The company will build a small factory of twenty or thirty people around Shanghai next year, processing some high quality products and seeking higher added value.
< /p >
< p > the smaller scale of garment enterprises is the result of cost increase.
Zhang Zhongzhi disclosed that more than 100 garment factories in Shanghai are now less, because they can not afford to produce so many production workers now.
Many small garment enterprises around Shanghai have become small workshops.
Because of the low cost of small workshops, they can not pay five risks and one gold, they can rent cheap houses and use farm power.
When these small workshops have orders, workers will get together and disband without orders, and they will operate very flexibly.
But the disadvantage is that the production pattern of small workshops will weaken the competitiveness of China's garment industry.
Zhang Zhongzhi believes that the disadvantage of small workshops is no vision, no division of labor and teamwork.
Now many orders are received by foreign trade companies or large factories, and then they are distributed to small factories or small workshops.
This pattern confuses foreign trade companies or large enterprises when they take orders, because factories are not controlled by themselves.
< /p >
< p > If Nan (Shanghai) Garments Co., Ltd. is a knitting sweater enterprise, there are more than 20 people in Shanghai's factory.
Wen Hualing, a salesman of the company, believes that the existence of small workshops brings some convenience to enterprises.
If Nan mainly does his own order.
When you buy more orders, you will send some orders to other enterprises.
Wen Hualing told reporters that there are many small workshops in Shanghai, so that enterprises do not have to worry about their production capacity when placing orders. Orders can be placed to these small workshops for a long time.
Wen Hualing also told reporters that today's small workshop is essentially different from the small workshop of China's clothing industry. Many small workshops are made up of skilled workers and advanced equipment.
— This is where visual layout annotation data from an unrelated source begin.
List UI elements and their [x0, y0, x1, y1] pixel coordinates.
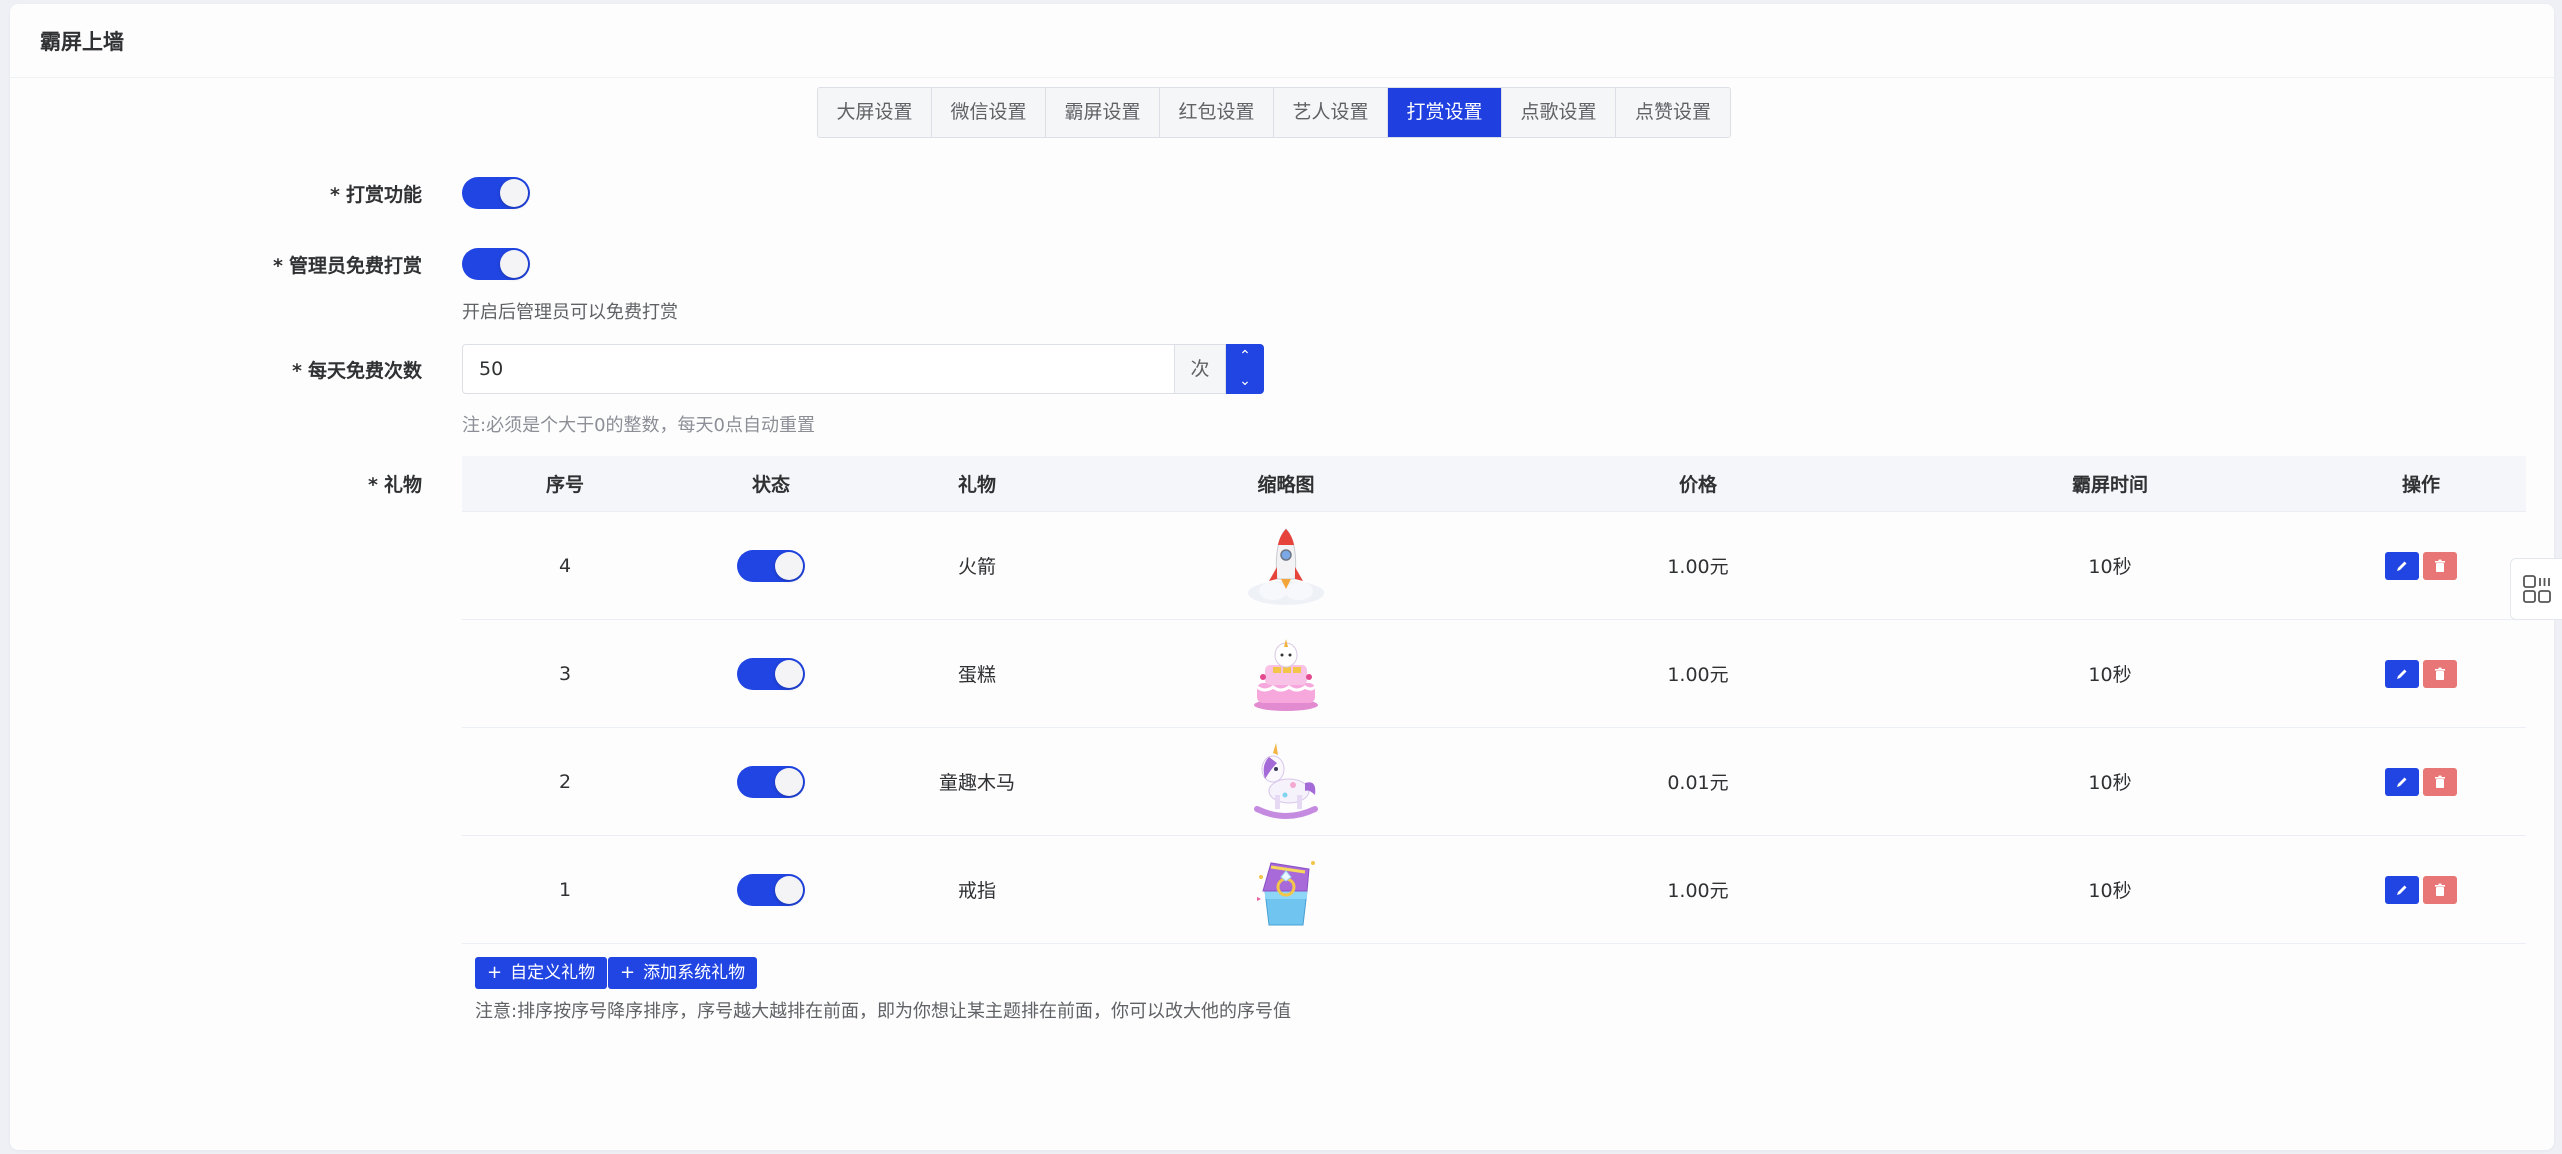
row-price: 1.00元 [1667, 556, 1729, 578]
gift-status-switch[interactable] [737, 765, 805, 798]
reward-label: * 打赏功能 [330, 184, 422, 206]
row-seq: 3 [558, 662, 572, 685]
th-gift: 礼物 [957, 474, 996, 496]
table-row: 2 童趣木马 0.01元 10秒 [462, 728, 2526, 836]
plus-icon: + [620, 962, 636, 983]
pencil-icon [2397, 561, 2407, 571]
pencil-icon [2397, 777, 2407, 787]
daily-free-control: 50 次 ⌃ ⌄ [462, 344, 1264, 394]
grid-menu-icon [2522, 575, 2551, 603]
th-status: 状态 [751, 474, 790, 496]
row-time: 10秒 [2088, 880, 2132, 902]
row-gift-name: 童趣木马 [938, 772, 1015, 794]
delete-button[interactable] [2423, 551, 2457, 580]
delete-button[interactable] [2423, 875, 2457, 904]
daily-free-note: 注:必须是个大于0的整数，每天0点自动重置 [462, 415, 815, 436]
edit-button[interactable] [2385, 767, 2419, 796]
th-seq: 序号 [545, 474, 584, 496]
cake-icon [1254, 638, 1318, 711]
table-row: 3 蛋糕 1.00元 10秒 [462, 620, 2526, 728]
trash-icon [2435, 559, 2445, 572]
add-system-gift-button[interactable]: + 添加系统礼物 [608, 957, 758, 989]
reward-switch[interactable] [462, 177, 530, 209]
rocket-icon [1248, 527, 1324, 605]
sort-note: 注意:排序按序号降序排序，序号越大越排在前面，即为你想让某主题排在前面，你可以改… [475, 1001, 1292, 1022]
row-gift-name: 戒指 [957, 880, 996, 902]
row-price: 1.00元 [1667, 880, 1729, 902]
delete-button[interactable] [2423, 659, 2457, 688]
ring-box-icon [1257, 860, 1315, 925]
edit-button[interactable] [2385, 875, 2419, 904]
th-time: 霸屏时间 [2071, 474, 2148, 496]
gift-label: * 礼物 [368, 474, 422, 496]
edit-button[interactable] [2385, 659, 2419, 688]
daily-free-input[interactable]: 50 [462, 344, 1174, 394]
tab-bapin[interactable]: 霸屏设置 [1046, 88, 1160, 137]
row-seq: 2 [558, 770, 572, 793]
settings-tabs: 大屏设置 微信设置 霸屏设置 红包设置 艺人设置 打赏设置 点歌设置 点赞设置 [817, 87, 1731, 138]
pencil-icon [2397, 669, 2407, 679]
gift-status-switch[interactable] [737, 549, 805, 582]
pencil-icon [2397, 885, 2407, 895]
gift-table: 序号 状态 礼物 缩略图 价格 霸屏时间 操作 4 火箭 1.00元 10秒 3… [462, 456, 2526, 944]
chevron-down-icon[interactable]: ⌄ [1226, 369, 1264, 394]
th-thumb: 缩略图 [1257, 474, 1315, 496]
row-gift-name: 蛋糕 [957, 664, 996, 686]
row-price: 0.01元 [1667, 772, 1729, 794]
row-seq: 1 [558, 878, 572, 901]
edit-button[interactable] [2385, 551, 2419, 580]
tab-song[interactable]: 点歌设置 [1502, 88, 1616, 137]
tab-wechat[interactable]: 微信设置 [932, 88, 1046, 137]
admin-free-switch[interactable] [462, 248, 530, 280]
row-time: 10秒 [2088, 664, 2132, 686]
card-header: 霸屏上墙 [10, 4, 2554, 78]
daily-free-label: * 每天免费次数 [292, 360, 422, 382]
row-seq: 4 [558, 554, 572, 577]
custom-gift-button[interactable]: + 自定义礼物 [475, 957, 608, 989]
plus-icon: + [487, 962, 503, 983]
admin-free-hint: 开启后管理员可以免费打赏 [462, 302, 678, 323]
table-row: 4 火箭 1.00元 10秒 [462, 512, 2526, 620]
delete-button[interactable] [2423, 767, 2457, 796]
trash-icon [2435, 775, 2445, 788]
tab-reward[interactable]: 打赏设置 [1388, 88, 1502, 137]
tab-like[interactable]: 点赞设置 [1616, 88, 1730, 137]
gift-status-switch[interactable] [737, 657, 805, 690]
daily-free-stepper: ⌃ ⌄ [1226, 344, 1264, 394]
chevron-up-icon[interactable]: ⌃ [1226, 344, 1264, 369]
trash-icon [2435, 667, 2445, 680]
th-price: 价格 [1678, 474, 1717, 496]
tab-redpacket[interactable]: 红包设置 [1160, 88, 1274, 137]
float-toolbar[interactable] [2510, 558, 2562, 620]
tab-screen[interactable]: 大屏设置 [818, 88, 932, 137]
row-time: 10秒 [2088, 556, 2132, 578]
th-actions: 操作 [2401, 474, 2440, 496]
row-price: 1.00元 [1667, 664, 1729, 686]
row-gift-name: 火箭 [957, 556, 996, 578]
table-row: 1 戒指 1.00元 10秒 [462, 836, 2526, 944]
page-title: 霸屏上墙 [40, 29, 124, 54]
gift-status-switch[interactable] [737, 873, 805, 906]
tab-artist[interactable]: 艺人设置 [1274, 88, 1388, 137]
rocking-horse-icon [1254, 742, 1318, 819]
daily-free-unit: 次 [1174, 344, 1226, 394]
row-time: 10秒 [2088, 772, 2132, 794]
trash-icon [2435, 883, 2445, 896]
admin-free-label: * 管理员免费打赏 [273, 255, 422, 277]
table-header: 序号 状态 礼物 缩略图 价格 霸屏时间 操作 [462, 456, 2526, 512]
At the same time, there are also some small workshops with specialized division of labor, such as knitting, sewing, plate making and sewing.
These professional workshops are highly efficient and of low quality.
< /p >
< p > the exhibitors of Ningbo Chao he Clothing Co., Ltd. told reporters that there are many small garment factories in Ningbo, but they do not affect their businesses, because they have their own business channels.
And this is also determined by the short trade and small quantity of export orders.
For some small orders, large enterprises can not open a line production, and small workshops can effectively solve the problem of small orders.
This person believes that the existence of small workshops is sometimes a supplement to enterprises.
< /p >
< p > Qingdao Dun sportswear Co., Ltd. is a new exhibitor of CFF exhibition, but its stalls are constantly streaming.
Company exhibitors briefed reporters that due to the large number of orders now, to adapt to many varieties, small quantity of market changes, the company launched a unique sublimation printing technology.
With this technology, printing is done without printer, but by printer.
This mode is the same as doing 1 things and doing 10 thousand things, so enterprises can do a clothing ordering.
This model is very popular with guests, and it has been used successfully in sports wear.
This exhibition will be extended to outdoor products, pet clothing, service uniform and other product categories.
< /p >
These phenomena mentioned above may reveal some clues of the future changes of China's garment industry: when the processing cost advantages do not exist, Chinese garment enterprises can only shift to the higher level of the industrial chain -- design, research and development, and marketing, these non labor intensive, not relying on the scale to win the link, will become the key development link of Chinese garment enterprises in the future. P
The continuous upgrading of processing costs is promoting the pformation of Chinese textile enterprises to manufacturing service enterprises.
From this perspective, the smaller factories and the emergence of small workshops may not be a bad thing. Maybe this is the embryonic form of Chinese garment manufacturing service enterprises.